Recently, I attended a National Geographic Live lecture by world-renowned photographer Annie Griffiths. The theme of the event was “Connect with Anyone, Anywhere” and focused primarily on documentary photography. Annie has traveled to 150 different countries and showed slides of her best photos, relating stories that were often humorous and always interesting. Although Ms. Griffiths has two children in their 20s, this was not your grandma’s vacation slideshow.

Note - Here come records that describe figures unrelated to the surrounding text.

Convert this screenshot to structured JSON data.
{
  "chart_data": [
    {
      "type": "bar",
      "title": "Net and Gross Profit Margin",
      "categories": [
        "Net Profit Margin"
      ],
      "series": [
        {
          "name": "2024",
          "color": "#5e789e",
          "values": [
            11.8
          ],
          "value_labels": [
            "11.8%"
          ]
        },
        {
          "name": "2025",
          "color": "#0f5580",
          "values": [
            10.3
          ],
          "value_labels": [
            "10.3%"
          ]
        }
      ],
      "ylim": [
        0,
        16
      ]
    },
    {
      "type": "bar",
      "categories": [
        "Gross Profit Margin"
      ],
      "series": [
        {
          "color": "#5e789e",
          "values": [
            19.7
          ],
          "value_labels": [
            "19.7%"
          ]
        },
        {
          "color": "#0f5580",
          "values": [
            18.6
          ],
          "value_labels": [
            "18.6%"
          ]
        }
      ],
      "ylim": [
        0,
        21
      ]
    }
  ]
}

Here is series of notes and takeaways:
1. Learn to Photograph and Appreciate the Everyday Things in Your Own Culture
Born and raised in rural Minnesota, Annie got her first job out of college at a local newspaper and started shooting scenes of people and every day life in her local area. She showed some humorous and thoughtful photos taken in her early days that showed everyday things in an interesting way. One example was a car door at the school that was left open and covered in a fine layer of snow. Someone was running late for class.
2. Respect the Environment of the People You are Photographing
The other photographer at Annie’s magazine was an excellent wildlife photographer. He took her on a few photo expeditions into the wilderness and a big takeaway for her was this: they were entering the environment of the animals. It was necessary to respect the animals, to be a visitor in their world, and to think like animals, in order to get good shots.

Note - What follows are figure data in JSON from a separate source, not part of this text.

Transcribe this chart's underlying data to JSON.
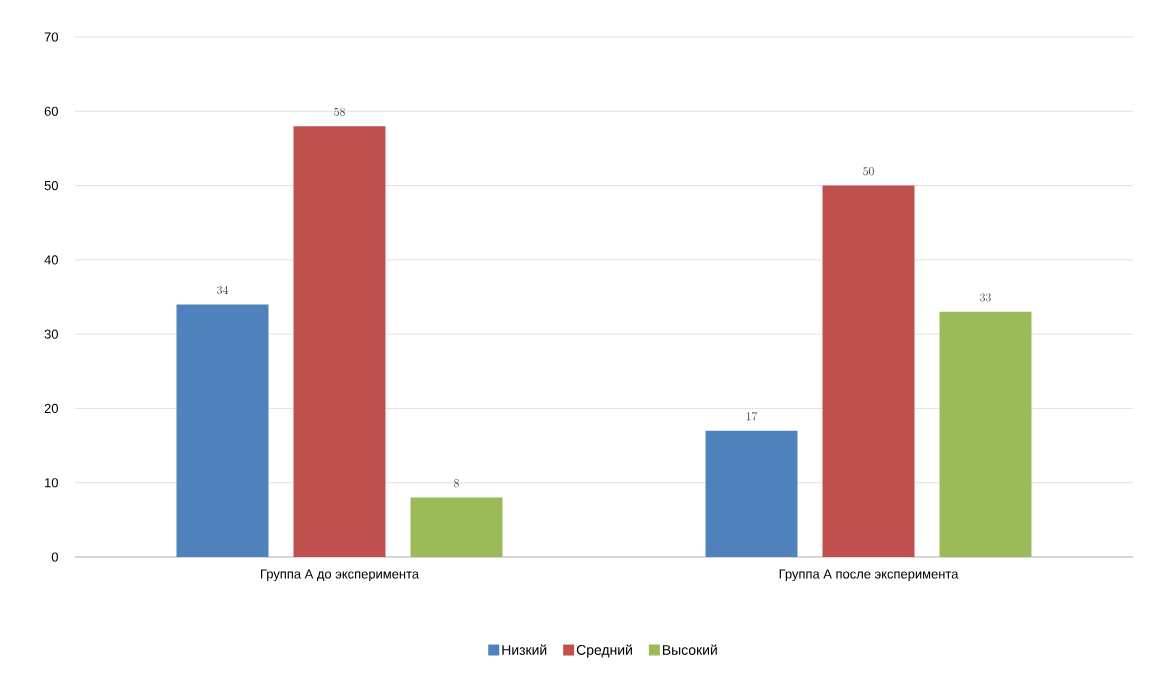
{
  "chart_data": {
    "type": "bar",
    "categories": [
      "Группа А до эксперимента",
      "Группа А после эксперимента"
    ],
    "series": [
      {
        "name": "Низкий",
        "color": "#4f81bd",
        "values": [
          34,
          17
        ]
      },
      {
        "name": "Средний",
        "color": "#c0504d",
        "values": [
          58,
          50
        ]
      },
      {
        "name": "Высокий",
        "color": "#9bbb59",
        "values": [
          8,
          33
        ]
      }
    ],
    "ylim": [
      0,
      70
    ],
    "yticks": [
      0,
      10,
      20,
      30,
      40,
      50,
      60,
      70
    ],
    "grid": "y",
    "legend": "bottom",
    "data_labels": true
  }
}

Annie says this is key to people photography also. Don’t judge the people you are shooting. Simply be with them and respect their environment.
3. Don’t Be Shy
“Have you ever taken a photo with a telephoto lens from across the street of someone and when you got home you were disappointed in it?” She asked. She says that in general, people are flattered to be photographed. If you are shy about taking their photo, concerned about interrupting their day or worried about being rude, that you are projecting your own feelings on to them. You are being too shy, she said.
There are universal hand signals and gestures for DON’T TAKE MY PHOTO!, she said. She gestured a person blocking their face, turning away and flipping the bird. Don’t be shy, don’t be sneaky, she said.

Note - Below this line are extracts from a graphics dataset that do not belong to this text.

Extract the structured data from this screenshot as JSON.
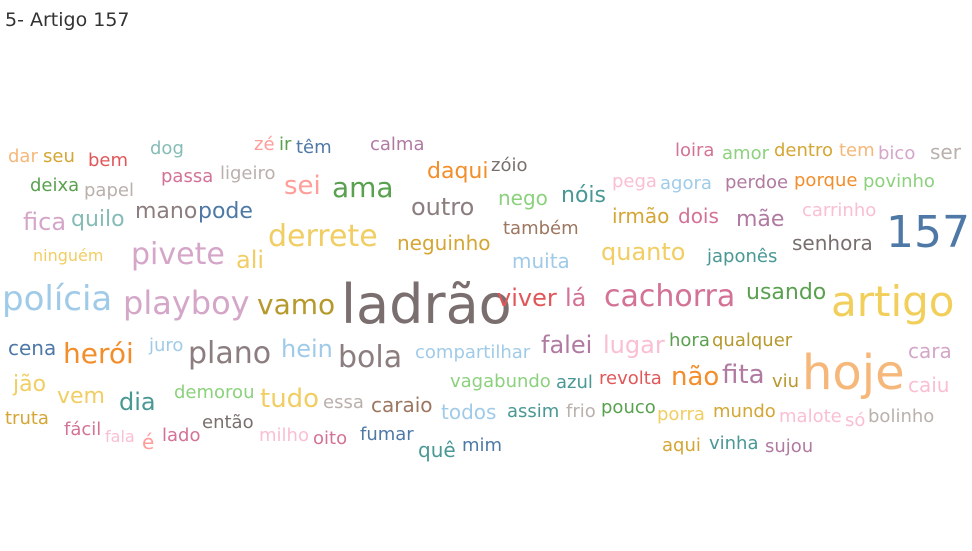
{
  "title": "5- Artigo 157",
  "chart_data": {
    "type": "wordcloud",
    "words": [
      {
        "text": "ladrão",
        "size": 54,
        "color": "#7a6e6e"
      },
      {
        "text": "hoje",
        "size": 48,
        "color": "#f5b87a"
      },
      {
        "text": "artigo",
        "size": 42,
        "color": "#f2cf5b"
      },
      {
        "text": "157",
        "size": 44,
        "color": "#4e79a7"
      },
      {
        "text": "polícia",
        "size": 34,
        "color": "#a0cbe8"
      },
      {
        "text": "playboy",
        "size": 32,
        "color": "#d4a6c8"
      },
      {
        "text": "cachorra",
        "size": 30,
        "color": "#d37295"
      },
      {
        "text": "derrete",
        "size": 30,
        "color": "#f1ce63"
      },
      {
        "text": "pivete",
        "size": 30,
        "color": "#d4a6c8"
      },
      {
        "text": "plano",
        "size": 30,
        "color": "#8c7e7e"
      },
      {
        "text": "bola",
        "size": 30,
        "color": "#8c7e7e"
      },
      {
        "text": "vamo",
        "size": 28,
        "color": "#b6992d"
      },
      {
        "text": "herói",
        "size": 28,
        "color": "#f28e2b"
      },
      {
        "text": "ama",
        "size": 28,
        "color": "#59a14f"
      },
      {
        "text": "sei",
        "size": 26,
        "color": "#ff9d9a"
      },
      {
        "text": "fita",
        "size": 26,
        "color": "#b07aa1"
      },
      {
        "text": "não",
        "size": 26,
        "color": "#f28e2b"
      },
      {
        "text": "tudo",
        "size": 26,
        "color": "#f1ce63"
      },
      {
        "text": "outro",
        "size": 24,
        "color": "#8c7e7e"
      },
      {
        "text": "viver",
        "size": 24,
        "color": "#e15759"
      },
      {
        "text": "lá",
        "size": 24,
        "color": "#d37295"
      },
      {
        "text": "hein",
        "size": 24,
        "color": "#a0cbe8"
      },
      {
        "text": "quanto",
        "size": 24,
        "color": "#f1ce63"
      },
      {
        "text": "lugar",
        "size": 24,
        "color": "#fabfd2"
      },
      {
        "text": "falei",
        "size": 24,
        "color": "#b07aa1"
      },
      {
        "text": "dia",
        "size": 24,
        "color": "#499894"
      },
      {
        "text": "ali",
        "size": 24,
        "color": "#f1ce63"
      },
      {
        "text": "fica",
        "size": 24,
        "color": "#d4a6c8"
      },
      {
        "text": "pode",
        "size": 22,
        "color": "#4e79a7"
      },
      {
        "text": "mãe",
        "size": 22,
        "color": "#b07aa1"
      },
      {
        "text": "usando",
        "size": 22,
        "color": "#59a14f"
      },
      {
        "text": "mano",
        "size": 22,
        "color": "#8c7e7e"
      },
      {
        "text": "jão",
        "size": 22,
        "color": "#f1ce63"
      },
      {
        "text": "vem",
        "size": 22,
        "color": "#f1ce63"
      },
      {
        "text": "quilo",
        "size": 22,
        "color": "#86bcb6"
      },
      {
        "text": "nóis",
        "size": 22,
        "color": "#499894"
      },
      {
        "text": "daqui",
        "size": 22,
        "color": "#f28e2b"
      },
      {
        "text": "cara",
        "size": 20,
        "color": "#d4a6c8"
      },
      {
        "text": "caiu",
        "size": 20,
        "color": "#fabfd2"
      },
      {
        "text": "neguinho",
        "size": 20,
        "color": "#d4a634"
      },
      {
        "text": "senhora",
        "size": 20,
        "color": "#79706e"
      },
      {
        "text": "muita",
        "size": 20,
        "color": "#a0cbe8"
      },
      {
        "text": "nego",
        "size": 20,
        "color": "#8cd17d"
      },
      {
        "text": "cena",
        "size": 20,
        "color": "#4e79a7"
      },
      {
        "text": "caraio",
        "size": 20,
        "color": "#9d7660"
      },
      {
        "text": "todos",
        "size": 20,
        "color": "#a0cbe8"
      },
      {
        "text": "irmão",
        "size": 20,
        "color": "#d4a634"
      },
      {
        "text": "dois",
        "size": 20,
        "color": "#d37295"
      },
      {
        "text": "quê",
        "size": 20,
        "color": "#499894"
      },
      {
        "text": "é",
        "size": 20,
        "color": "#ff9d9a"
      },
      {
        "text": "ser",
        "size": 20,
        "color": "#bab0ac"
      },
      {
        "text": "zóio",
        "size": 18,
        "color": "#79706e"
      },
      {
        "text": "dentro",
        "size": 18,
        "color": "#d4a634"
      },
      {
        "text": "porque",
        "size": 18,
        "color": "#f28e2b"
      },
      {
        "text": "perdoe",
        "size": 18,
        "color": "#b07aa1"
      },
      {
        "text": "povinho",
        "size": 18,
        "color": "#8cd17d"
      },
      {
        "text": "hora",
        "size": 18,
        "color": "#59a14f"
      },
      {
        "text": "qualquer",
        "size": 18,
        "color": "#b6992d"
      },
      {
        "text": "mundo",
        "size": 18,
        "color": "#d4a634"
      },
      {
        "text": "malote",
        "size": 18,
        "color": "#fabfd2"
      },
      {
        "text": "bolinho",
        "size": 18,
        "color": "#bab0ac"
      },
      {
        "text": "revolta",
        "size": 18,
        "color": "#e15759"
      },
      {
        "text": "pouco",
        "size": 18,
        "color": "#59a14f"
      },
      {
        "text": "porra",
        "size": 18,
        "color": "#f1ce63"
      },
      {
        "text": "azul",
        "size": 18,
        "color": "#499894"
      },
      {
        "text": "viu",
        "size": 18,
        "color": "#b6992d"
      },
      {
        "text": "fumar",
        "size": 18,
        "color": "#4e79a7"
      },
      {
        "text": "mim",
        "size": 18,
        "color": "#4e79a7"
      },
      {
        "text": "vinha",
        "size": 18,
        "color": "#499894"
      },
      {
        "text": "sujou",
        "size": 18,
        "color": "#b07aa1"
      },
      {
        "text": "aqui",
        "size": 18,
        "color": "#d4a634"
      },
      {
        "text": "também",
        "size": 18,
        "color": "#9d7660"
      },
      {
        "text": "japonês",
        "size": 18,
        "color": "#499894"
      },
      {
        "text": "carrinho",
        "size": 18,
        "color": "#fabfd2"
      },
      {
        "text": "loira",
        "size": 18,
        "color": "#d37295"
      },
      {
        "text": "amor",
        "size": 18,
        "color": "#8cd17d"
      },
      {
        "text": "tem",
        "size": 18,
        "color": "#f5b87a"
      },
      {
        "text": "bico",
        "size": 18,
        "color": "#d4a6c8"
      },
      {
        "text": "pega",
        "size": 18,
        "color": "#fabfd2"
      },
      {
        "text": "agora",
        "size": 18,
        "color": "#a0cbe8"
      },
      {
        "text": "calma",
        "size": 18,
        "color": "#b07aa1"
      },
      {
        "text": "têm",
        "size": 18,
        "color": "#4e79a7"
      },
      {
        "text": "zé",
        "size": 18,
        "color": "#ff9d9a"
      },
      {
        "text": "ir",
        "size": 18,
        "color": "#59a14f"
      },
      {
        "text": "dog",
        "size": 18,
        "color": "#86bcb6"
      },
      {
        "text": "passa",
        "size": 18,
        "color": "#d37295"
      },
      {
        "text": "ligeiro",
        "size": 18,
        "color": "#bab0ac"
      },
      {
        "text": "bem",
        "size": 18,
        "color": "#e15759"
      },
      {
        "text": "dar",
        "size": 18,
        "color": "#f5b87a"
      },
      {
        "text": "seu",
        "size": 18,
        "color": "#d4a634"
      },
      {
        "text": "deixa",
        "size": 18,
        "color": "#59a14f"
      },
      {
        "text": "papel",
        "size": 18,
        "color": "#bab0ac"
      },
      {
        "text": "ninguém",
        "size": 16,
        "color": "#f1ce63"
      },
      {
        "text": "juro",
        "size": 18,
        "color": "#a0cbe8"
      },
      {
        "text": "compartilhar",
        "size": 18,
        "color": "#a0cbe8"
      },
      {
        "text": "vagabundo",
        "size": 18,
        "color": "#8cd17d"
      },
      {
        "text": "demorou",
        "size": 18,
        "color": "#8cd17d"
      },
      {
        "text": "essa",
        "size": 18,
        "color": "#bab0ac"
      },
      {
        "text": "assim",
        "size": 18,
        "color": "#499894"
      },
      {
        "text": "frio",
        "size": 18,
        "color": "#bab0ac"
      },
      {
        "text": "só",
        "size": 18,
        "color": "#fabfd2"
      },
      {
        "text": "truta",
        "size": 18,
        "color": "#d4a634"
      },
      {
        "text": "fácil",
        "size": 18,
        "color": "#d37295"
      },
      {
        "text": "fala",
        "size": 16,
        "color": "#fabfd2"
      },
      {
        "text": "lado",
        "size": 18,
        "color": "#d37295"
      },
      {
        "text": "então",
        "size": 18,
        "color": "#79706e"
      },
      {
        "text": "milho",
        "size": 18,
        "color": "#fabfd2"
      },
      {
        "text": "oito",
        "size": 18,
        "color": "#d37295"
      }
    ]
  }
}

Ms. Griffiths said she’d rather pantomime and make gestures in communicating with people than have an interpreter. She prefers to embed in the lives of her subjects, get to know them.
4. You Can Have Kids and Travel
About ten years into her career, Ms. Griffiths had two children. This did not slow her down. She took the kids with her, traveling the world and doing her job. One of her kids went to 13 countries before she was born, she said.
5. The Middle East is her Favorite Region
Ms. Griffiths went on a little rant about the Middle East. It is a safe place with some of the nicest people on Earth she told us, and warned us not to let the actions of the radicals on the fringe unduly influence us. We wouldn’t want to be judged by the likes of Timothy McViegh, she said.
In a field dominated by men, she was one of the first women photographers to work for National Geographic and being a woman was a huge asset in the Middle East. In the Arab world, it is a gender separate society. The men work and socialize in public while the women gather and work in the homes. Being a woman she was able to photograph an unseen part of the culture and make strong relationships with Arab women.
She told a story about asking permission from a male Muslim leader to photograph the breaking of the fast for Ramadan at the Dome on the Rock in Jerusalem. She was denied several times. She made friends with the leader’s wife and on the morning of the sunrise service, there was a knock at her door. “Dress modestly and bring just one camera,” said a young girl. They snuck her into the mosque and she was allowed to take photos that had never been taken before.
6. Photography Can Be Used For Positive Change
Recently, Ms. Griffiths created an organization called Ripple Effect Images. An excerpt from their webpage:
Ripple Effect Images is a team of journalists dedicated to documenting the plight of poor women and girls around the world, and highlighting the programs that are helping to empower them, especially as they deal with the devastating effects of climate change. Working closely with scientists and NGOs to identify both the needs and the innovative programs that are helping women and girls, Ripple Effect journalists make strategic trips to document these programs.
At the end of the presentation, she showed images captured as part of the charity project and talked about the ways that their photos have helped change the lives of the women. These powerful images have brought awareness to women’s issues and highlighted their struggles, but not in an exploitive way. Take a look at the photos here and you will see that they are positive and thought-provoking, not showing misery or helplessness.
One touching photo showed a Somali woman and her child asleep on the floor at a refugee camp. Ms. Griffiths said it was one of the toughest days of her life, that she saw so much misery and sadness that she felt hopeless, like she wasn’t able to help. A few years later she was in the United States at a charity organization and saw the photo on the wall. It had been plucked from a calendar. She asked why they chose to put that photo on the wall. The office worker explained that the lady in the photo, along with her children and husband, were granted asylum and were working locally. She felt a huge sense of satisfaction that her work had indirectly helped these people escape their situation and make a better life.
Are you familiar with Annie Griffiths’ work?